Rentré à Paris au plus tard à la fin de nivôse (février 1798), il passe quelques mois à jouir de sa nouvelle vie, à se faire gâter par sa mère et par sa sœur, à prendre une notion des manœuvres militaires, à se préparer aux expéditions que son beau-père va entreprendre.
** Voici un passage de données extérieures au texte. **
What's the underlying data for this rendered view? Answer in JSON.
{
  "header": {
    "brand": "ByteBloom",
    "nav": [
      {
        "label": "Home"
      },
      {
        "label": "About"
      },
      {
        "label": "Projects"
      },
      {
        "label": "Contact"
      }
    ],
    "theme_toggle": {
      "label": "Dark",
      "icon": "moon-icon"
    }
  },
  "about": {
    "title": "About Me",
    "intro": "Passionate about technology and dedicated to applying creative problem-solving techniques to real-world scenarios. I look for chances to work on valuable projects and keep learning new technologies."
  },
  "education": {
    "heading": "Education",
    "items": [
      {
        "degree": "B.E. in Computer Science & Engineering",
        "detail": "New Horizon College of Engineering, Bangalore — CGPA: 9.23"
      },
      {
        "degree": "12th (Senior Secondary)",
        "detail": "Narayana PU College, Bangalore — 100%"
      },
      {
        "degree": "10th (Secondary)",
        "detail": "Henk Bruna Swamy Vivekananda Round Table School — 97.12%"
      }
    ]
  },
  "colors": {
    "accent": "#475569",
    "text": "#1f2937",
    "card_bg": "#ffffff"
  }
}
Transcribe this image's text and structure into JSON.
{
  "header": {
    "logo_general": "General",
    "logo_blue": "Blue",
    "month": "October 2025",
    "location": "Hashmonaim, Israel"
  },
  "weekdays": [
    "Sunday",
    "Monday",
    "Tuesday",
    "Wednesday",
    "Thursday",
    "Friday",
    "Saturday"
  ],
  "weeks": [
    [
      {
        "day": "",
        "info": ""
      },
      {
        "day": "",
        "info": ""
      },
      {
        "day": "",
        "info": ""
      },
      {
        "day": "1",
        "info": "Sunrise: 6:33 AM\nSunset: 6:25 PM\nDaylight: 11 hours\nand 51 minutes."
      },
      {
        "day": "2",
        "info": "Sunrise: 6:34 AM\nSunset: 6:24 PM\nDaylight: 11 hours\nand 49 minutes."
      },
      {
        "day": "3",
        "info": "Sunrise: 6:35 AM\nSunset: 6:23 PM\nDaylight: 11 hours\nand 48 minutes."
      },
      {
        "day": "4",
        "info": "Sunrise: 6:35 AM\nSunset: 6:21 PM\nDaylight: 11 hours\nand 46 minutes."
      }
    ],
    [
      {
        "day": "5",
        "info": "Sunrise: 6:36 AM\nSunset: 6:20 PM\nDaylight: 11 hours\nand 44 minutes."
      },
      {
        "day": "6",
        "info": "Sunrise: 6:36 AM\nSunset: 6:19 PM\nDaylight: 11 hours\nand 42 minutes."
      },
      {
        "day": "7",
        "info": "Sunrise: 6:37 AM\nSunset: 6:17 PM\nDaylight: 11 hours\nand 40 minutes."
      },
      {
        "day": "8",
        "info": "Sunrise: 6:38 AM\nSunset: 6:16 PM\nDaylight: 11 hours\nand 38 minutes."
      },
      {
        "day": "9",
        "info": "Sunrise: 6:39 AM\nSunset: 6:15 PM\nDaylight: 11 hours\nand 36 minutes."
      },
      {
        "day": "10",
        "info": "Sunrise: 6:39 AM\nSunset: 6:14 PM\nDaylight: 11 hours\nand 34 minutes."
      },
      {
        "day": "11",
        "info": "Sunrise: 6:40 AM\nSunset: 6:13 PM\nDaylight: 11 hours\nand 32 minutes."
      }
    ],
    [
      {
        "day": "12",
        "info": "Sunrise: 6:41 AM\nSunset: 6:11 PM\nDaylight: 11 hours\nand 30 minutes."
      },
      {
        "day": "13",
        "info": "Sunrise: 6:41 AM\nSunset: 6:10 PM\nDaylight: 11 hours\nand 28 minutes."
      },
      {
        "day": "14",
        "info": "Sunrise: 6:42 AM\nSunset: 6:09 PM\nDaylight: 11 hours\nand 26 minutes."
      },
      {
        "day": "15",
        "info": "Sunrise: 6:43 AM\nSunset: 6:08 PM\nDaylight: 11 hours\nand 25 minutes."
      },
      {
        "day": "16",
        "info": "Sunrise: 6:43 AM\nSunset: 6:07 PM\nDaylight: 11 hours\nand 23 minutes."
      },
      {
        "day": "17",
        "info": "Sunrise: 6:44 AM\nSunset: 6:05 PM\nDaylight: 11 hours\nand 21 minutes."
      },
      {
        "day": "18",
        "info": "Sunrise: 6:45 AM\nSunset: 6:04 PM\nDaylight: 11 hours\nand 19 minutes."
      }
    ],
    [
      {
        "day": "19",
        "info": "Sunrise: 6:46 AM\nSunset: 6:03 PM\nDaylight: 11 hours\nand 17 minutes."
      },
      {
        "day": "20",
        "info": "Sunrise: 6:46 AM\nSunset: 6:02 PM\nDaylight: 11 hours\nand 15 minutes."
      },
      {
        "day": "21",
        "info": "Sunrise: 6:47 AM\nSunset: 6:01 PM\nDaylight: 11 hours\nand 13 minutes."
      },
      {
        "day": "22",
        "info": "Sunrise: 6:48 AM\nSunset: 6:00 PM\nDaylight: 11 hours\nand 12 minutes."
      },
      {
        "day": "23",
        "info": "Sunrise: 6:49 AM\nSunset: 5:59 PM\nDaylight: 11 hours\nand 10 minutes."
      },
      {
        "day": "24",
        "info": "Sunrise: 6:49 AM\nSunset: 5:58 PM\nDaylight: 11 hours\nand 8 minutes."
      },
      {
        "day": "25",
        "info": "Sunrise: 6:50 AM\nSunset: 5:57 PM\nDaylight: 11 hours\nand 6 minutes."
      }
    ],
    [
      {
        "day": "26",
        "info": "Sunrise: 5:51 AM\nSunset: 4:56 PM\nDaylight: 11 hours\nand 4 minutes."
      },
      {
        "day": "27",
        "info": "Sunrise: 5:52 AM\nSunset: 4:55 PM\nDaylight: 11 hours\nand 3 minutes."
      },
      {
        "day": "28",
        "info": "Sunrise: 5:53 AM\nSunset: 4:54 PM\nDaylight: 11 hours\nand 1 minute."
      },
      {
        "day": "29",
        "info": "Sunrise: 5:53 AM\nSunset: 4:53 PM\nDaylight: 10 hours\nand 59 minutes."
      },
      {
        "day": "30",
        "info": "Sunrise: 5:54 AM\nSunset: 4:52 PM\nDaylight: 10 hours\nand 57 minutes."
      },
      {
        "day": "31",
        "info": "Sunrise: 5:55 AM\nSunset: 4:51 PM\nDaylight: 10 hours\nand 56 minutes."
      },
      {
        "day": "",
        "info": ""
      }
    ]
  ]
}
Où Bonaparte mènera-t-il son armée ? Qu’importe aux dix-sept ans d’Eugène ? En Egypte ? va pour l’Egypte ! Mais s’il y porte toute l’ardeur de son jeune courage, il est singulièrement affecté par ce qu’un hasard lui a fait entendre : dans un entretien que Bonaparte eut avec ses aides de camp, Junot et Julien, et avec son chef d’état-major, Berthier, il a été question de Joséphine, de ses imprudences avec le nommé Hippolyte Charles qu’elle a connu à Paris, en Italie, adjudant de Leclerc, et qui est devenu indispensable à sa vie. On a dit au général à peu près tout ce qu’il en est, et le fils a tout entendu : « Tu penses bien, maman, que je ne crois pas cela, mais ce qu’il y a de sûr, c’est que le général est très affecté. Cependant il redouble d’amabilité pour moi. Il semble, par ses actions, vouloir dire que les enfans ne sont pas responsables des fautes de leur mère. Mais ton fils se plait à croire tout ce bavardage inventé par tes ennemis. Il ne t’en aime pas moins et n’en désire pas moins l’embrasser. » Et, en terminant, cette phrase : « Depuis six semaines, point de nouvelles, point de lettres de toi, de ma sœur, de personne. Il ne faut pas nous oublier, maman ; il faut penser à tes enfans. Adieu, crois que ton fils sacrifierait mille fois son bonheur au tien. » Ainsi, par une réticence qui pourrait être de style, Eugène se refuse à croire, mais il sait tout, et dans de tels détails qu’il ne saurait garder d’illusion. En a-t-il sur les autres personnages qui ont traversé la vie de sa mère : Hoche et Barras, par exemple ? N’importe : celui-ci suffit ; celui-ci qui est sans excuse, même d’un coup de cœur. Bien que renseigné, Eugène ne juge ni ne condamne. Il accepte ; il ne donne point aux actes physiques une portée ni une sanction morale. Ne voit-il pas, chez sa tante Renaudin-Beauharnais, une fille de son père, la nommée Adélaïde, dite Adèle, élevée à frais communs par sa tante et par Joséphine ? Il n’a point pris ombrage, dans ce milieu où s’est écoulée son adolescence, de cette sensualité qui, sans mauvaise tenue, accorde les désirs, fût-ce pour un seul jour. Dans un temps revenu au paganisme, il semble que l’attrait physique excuse, justifie tout, même aux yeux des enfans.